12. The computer-implemented method of claim 11, wherein the lookup comprises a regular expression associated with the error code.
13. The computer-implemented method of claim 8, wherein the execution is a first execution, the error is a first error, and the error code is a first error code, and wherein the operations further comprise:
in response to a second execution of the software application, determining a second error in the second execution;
determining a second error code associated with the second error based on the decision tree, the second error code being a different subset of the plurality of identifiers than the subset of the plurality of identifiers for the first error code; and
determining, based on the first error code and the second error code, a root cause of the first error and the second error.
14. The method of claim 8, wherein the operations further comprises:
receiving an approval to send the error code and the data to a user device; and
in response to receiving the approval, sending the error code and the data to the user device.
15. A non-transitory computer-readable medium comprising program code that is executable by a processor for causing the processor to perform operations including:
determining an error in an execution of a software application;
determining, based on a decision tree representing the software application, an error code associated with the error, the error code being a subset of a plurality of identifiers indicating a path of the execution of the software application and data associated with the path; and
performing an action in response to the error code.
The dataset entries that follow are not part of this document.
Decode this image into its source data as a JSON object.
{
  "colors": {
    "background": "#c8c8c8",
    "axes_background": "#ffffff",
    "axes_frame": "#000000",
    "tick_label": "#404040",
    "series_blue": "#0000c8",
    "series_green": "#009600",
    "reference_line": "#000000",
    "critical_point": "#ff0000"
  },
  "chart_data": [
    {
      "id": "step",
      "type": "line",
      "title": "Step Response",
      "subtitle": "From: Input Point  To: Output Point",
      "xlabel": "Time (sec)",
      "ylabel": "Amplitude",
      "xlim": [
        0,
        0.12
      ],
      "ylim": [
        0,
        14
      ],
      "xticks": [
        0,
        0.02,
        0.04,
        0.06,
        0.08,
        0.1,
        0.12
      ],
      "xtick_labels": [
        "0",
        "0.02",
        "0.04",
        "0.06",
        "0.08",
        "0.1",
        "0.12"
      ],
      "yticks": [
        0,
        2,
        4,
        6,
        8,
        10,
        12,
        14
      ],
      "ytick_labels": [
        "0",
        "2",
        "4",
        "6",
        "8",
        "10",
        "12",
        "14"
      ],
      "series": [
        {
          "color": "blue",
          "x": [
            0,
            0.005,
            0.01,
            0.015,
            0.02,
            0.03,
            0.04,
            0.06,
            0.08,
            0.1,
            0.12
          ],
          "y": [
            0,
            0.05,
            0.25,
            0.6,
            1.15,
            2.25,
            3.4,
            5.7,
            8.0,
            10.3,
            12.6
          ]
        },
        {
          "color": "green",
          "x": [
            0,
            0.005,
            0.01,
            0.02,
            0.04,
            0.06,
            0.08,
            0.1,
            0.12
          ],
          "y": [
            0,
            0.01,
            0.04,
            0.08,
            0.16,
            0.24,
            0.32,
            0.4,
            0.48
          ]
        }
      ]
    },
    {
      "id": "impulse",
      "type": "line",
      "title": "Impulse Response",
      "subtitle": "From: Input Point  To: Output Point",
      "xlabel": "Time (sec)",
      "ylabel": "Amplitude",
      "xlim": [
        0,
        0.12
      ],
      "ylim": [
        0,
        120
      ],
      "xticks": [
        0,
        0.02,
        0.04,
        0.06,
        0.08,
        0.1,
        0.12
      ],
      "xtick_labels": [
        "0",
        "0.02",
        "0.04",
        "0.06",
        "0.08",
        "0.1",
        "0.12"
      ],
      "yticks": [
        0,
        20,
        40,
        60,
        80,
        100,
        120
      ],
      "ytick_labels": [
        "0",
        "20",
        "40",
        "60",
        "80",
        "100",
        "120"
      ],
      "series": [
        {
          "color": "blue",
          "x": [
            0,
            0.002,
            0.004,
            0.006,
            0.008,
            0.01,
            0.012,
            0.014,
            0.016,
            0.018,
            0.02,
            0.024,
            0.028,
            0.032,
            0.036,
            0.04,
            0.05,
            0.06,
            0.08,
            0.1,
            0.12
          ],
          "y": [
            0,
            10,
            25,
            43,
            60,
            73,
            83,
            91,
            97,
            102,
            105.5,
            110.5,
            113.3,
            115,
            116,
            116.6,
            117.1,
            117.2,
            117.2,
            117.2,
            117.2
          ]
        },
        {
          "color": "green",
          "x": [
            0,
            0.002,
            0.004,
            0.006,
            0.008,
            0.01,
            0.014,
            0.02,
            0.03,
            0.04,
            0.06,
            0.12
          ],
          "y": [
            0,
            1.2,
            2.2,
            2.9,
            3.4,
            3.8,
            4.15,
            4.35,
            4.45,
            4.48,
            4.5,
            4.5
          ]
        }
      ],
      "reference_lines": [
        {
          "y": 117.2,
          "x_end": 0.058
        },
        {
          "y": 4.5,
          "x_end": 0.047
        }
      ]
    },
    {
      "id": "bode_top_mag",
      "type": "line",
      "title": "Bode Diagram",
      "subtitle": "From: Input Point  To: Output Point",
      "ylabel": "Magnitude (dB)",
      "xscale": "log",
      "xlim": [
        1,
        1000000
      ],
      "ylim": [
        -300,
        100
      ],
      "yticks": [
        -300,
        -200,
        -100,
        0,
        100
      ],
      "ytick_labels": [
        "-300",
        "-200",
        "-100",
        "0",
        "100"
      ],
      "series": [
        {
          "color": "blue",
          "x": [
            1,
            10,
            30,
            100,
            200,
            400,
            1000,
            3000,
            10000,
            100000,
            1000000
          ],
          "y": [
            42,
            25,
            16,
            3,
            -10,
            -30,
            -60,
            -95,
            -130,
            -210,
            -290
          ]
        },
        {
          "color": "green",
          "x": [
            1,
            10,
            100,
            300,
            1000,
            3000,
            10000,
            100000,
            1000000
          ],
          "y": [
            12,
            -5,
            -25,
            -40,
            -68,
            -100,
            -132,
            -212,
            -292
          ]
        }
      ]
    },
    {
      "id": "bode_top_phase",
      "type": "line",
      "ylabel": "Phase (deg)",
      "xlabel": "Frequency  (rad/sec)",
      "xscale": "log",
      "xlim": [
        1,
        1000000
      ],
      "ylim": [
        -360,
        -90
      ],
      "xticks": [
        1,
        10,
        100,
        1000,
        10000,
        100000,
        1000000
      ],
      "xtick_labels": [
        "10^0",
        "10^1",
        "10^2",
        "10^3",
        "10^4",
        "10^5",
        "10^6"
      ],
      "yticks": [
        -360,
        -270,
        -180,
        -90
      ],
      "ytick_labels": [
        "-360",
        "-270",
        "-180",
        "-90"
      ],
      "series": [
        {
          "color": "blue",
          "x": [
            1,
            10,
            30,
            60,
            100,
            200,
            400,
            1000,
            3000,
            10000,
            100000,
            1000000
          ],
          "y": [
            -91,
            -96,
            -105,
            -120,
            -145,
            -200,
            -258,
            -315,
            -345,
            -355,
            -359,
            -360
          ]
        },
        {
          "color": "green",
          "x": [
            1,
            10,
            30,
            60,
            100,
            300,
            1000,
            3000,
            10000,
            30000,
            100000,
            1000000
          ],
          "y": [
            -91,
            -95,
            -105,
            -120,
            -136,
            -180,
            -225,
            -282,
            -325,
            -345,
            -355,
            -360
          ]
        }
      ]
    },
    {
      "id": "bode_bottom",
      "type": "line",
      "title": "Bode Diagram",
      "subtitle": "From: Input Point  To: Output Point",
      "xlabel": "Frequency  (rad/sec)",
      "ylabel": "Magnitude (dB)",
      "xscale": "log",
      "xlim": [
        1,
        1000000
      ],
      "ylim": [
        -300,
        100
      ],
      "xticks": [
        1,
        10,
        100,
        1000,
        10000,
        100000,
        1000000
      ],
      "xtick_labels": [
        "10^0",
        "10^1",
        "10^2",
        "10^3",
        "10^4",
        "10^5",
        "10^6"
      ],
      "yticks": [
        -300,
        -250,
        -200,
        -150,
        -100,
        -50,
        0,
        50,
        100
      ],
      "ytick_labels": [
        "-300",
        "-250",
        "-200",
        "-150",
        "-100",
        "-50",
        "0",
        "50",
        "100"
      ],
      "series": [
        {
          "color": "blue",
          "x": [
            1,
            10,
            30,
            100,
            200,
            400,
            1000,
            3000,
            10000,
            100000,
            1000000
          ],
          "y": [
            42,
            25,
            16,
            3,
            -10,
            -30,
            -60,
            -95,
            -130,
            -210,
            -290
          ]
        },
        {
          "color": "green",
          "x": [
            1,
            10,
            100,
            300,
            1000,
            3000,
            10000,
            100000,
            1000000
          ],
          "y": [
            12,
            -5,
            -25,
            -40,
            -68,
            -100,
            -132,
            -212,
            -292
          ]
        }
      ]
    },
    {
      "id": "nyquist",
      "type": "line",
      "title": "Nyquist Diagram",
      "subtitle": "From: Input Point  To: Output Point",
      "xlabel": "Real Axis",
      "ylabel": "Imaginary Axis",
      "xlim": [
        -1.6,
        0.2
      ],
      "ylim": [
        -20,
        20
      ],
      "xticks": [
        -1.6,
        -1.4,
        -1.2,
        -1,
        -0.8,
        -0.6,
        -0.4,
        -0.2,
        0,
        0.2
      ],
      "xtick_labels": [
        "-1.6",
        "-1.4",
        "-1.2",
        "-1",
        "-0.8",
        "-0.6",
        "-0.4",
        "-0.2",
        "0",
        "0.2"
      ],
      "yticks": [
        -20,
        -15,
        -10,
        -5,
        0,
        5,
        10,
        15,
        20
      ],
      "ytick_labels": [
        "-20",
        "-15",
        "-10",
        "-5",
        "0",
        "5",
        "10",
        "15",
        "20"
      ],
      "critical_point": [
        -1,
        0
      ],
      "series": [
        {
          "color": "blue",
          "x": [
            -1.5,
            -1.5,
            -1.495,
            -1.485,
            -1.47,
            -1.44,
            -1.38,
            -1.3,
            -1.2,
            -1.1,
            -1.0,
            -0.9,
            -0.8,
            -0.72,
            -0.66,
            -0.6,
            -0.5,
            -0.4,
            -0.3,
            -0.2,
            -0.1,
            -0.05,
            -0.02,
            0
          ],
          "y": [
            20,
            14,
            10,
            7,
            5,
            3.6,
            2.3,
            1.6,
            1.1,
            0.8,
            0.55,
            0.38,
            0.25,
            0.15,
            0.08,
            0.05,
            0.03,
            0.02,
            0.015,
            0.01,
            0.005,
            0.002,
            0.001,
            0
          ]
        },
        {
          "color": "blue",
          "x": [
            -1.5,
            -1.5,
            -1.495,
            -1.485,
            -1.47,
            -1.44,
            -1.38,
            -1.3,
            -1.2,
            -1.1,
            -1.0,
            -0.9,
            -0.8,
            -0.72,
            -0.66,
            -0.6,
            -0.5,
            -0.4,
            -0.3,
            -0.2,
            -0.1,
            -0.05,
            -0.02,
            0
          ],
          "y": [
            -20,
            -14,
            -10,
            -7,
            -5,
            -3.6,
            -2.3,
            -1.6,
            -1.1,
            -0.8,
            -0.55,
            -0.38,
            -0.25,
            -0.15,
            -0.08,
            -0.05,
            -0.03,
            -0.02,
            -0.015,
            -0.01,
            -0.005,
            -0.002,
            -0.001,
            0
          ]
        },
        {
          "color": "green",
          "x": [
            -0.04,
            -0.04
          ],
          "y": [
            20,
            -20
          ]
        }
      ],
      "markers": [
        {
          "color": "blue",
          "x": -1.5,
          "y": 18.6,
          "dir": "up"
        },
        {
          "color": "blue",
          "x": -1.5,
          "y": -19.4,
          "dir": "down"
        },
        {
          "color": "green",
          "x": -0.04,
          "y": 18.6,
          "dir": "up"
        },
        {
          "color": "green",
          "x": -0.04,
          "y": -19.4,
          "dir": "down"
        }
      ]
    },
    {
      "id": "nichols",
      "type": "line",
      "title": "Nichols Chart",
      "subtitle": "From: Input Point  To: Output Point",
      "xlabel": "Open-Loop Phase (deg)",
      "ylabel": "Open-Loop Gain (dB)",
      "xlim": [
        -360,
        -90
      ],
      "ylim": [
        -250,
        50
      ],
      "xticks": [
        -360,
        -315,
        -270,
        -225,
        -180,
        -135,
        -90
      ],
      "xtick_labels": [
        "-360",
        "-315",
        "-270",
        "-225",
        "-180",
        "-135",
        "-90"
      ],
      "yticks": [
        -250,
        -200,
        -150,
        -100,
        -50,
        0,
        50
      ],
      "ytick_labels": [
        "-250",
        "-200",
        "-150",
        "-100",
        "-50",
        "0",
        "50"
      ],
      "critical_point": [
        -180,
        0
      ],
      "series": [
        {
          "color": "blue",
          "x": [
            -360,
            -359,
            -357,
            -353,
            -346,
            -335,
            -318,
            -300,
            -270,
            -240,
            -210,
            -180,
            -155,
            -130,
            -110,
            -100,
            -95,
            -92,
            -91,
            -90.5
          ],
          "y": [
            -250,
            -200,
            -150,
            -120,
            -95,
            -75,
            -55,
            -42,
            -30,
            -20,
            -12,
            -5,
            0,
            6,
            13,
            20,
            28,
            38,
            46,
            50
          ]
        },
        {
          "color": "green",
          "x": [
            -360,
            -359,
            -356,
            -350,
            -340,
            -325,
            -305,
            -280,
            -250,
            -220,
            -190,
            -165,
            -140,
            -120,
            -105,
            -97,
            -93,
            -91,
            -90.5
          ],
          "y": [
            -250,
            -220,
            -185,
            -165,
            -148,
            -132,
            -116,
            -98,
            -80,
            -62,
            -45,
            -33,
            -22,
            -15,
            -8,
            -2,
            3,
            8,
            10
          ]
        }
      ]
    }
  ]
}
16. The non-transitory computer-readable medium of claim 15, wherein each node of the decision tree represents a function of the software application, each edge of the decision tree represents a set of expected values for the function, and each node and each edge is associated with an identifier of the plurality of identifiers, and wherein the operations further comprise:
accessing the decision tree to determine the error code, wherein the decision tree is configured to be generated by:
receiving source code indicating a plurality of functions of the software application;
receiving an indication of the set of expected values for the plurality of functions; and
generating the plurality of nodes and the plurality of edges based on the source code and the set of expected values, wherein each node and each edge is labelled with the identifier prior to the execution of the software application.
17. The non-transitory computer-readable medium of claim 15, wherein the action comprises:
outputting an indication of the error code to a user device, wherein the user device is configured to provide an update to a test suite for the software application, and wherein the update comprises a test for detecting the error prior to a subsequent execution of the software application.
18. The non-transitory computer-readable medium of claim 15, wherein performing the action comprises:
performing a lookup of a database using the error code; and
receiving documentation associated with the error in response to the lookup.
19. The non-transitory computer-readable medium of claim 15, wherein the execution is a first execution, the error is a first error, and the error code is a first error code, and wherein the operations further comprise:
in response to a second execution of the software application, determining a second error in the second execution;
determining a second error code associated with the second error based on the decision tree, the second error code being a different subset of the plurality of identifiers than the subset of the plurality of identifiers for the first error code; and
determining, based on the first error code and the second error code, a root cause of the first error and the second error.
20. The non-transitory computer-readable medium of claim 15, wherein the operations further comprise:
receiving an approval to send the error code and the data to a user device; and
in response to receiving the approval, sending the error code and the data to the user device.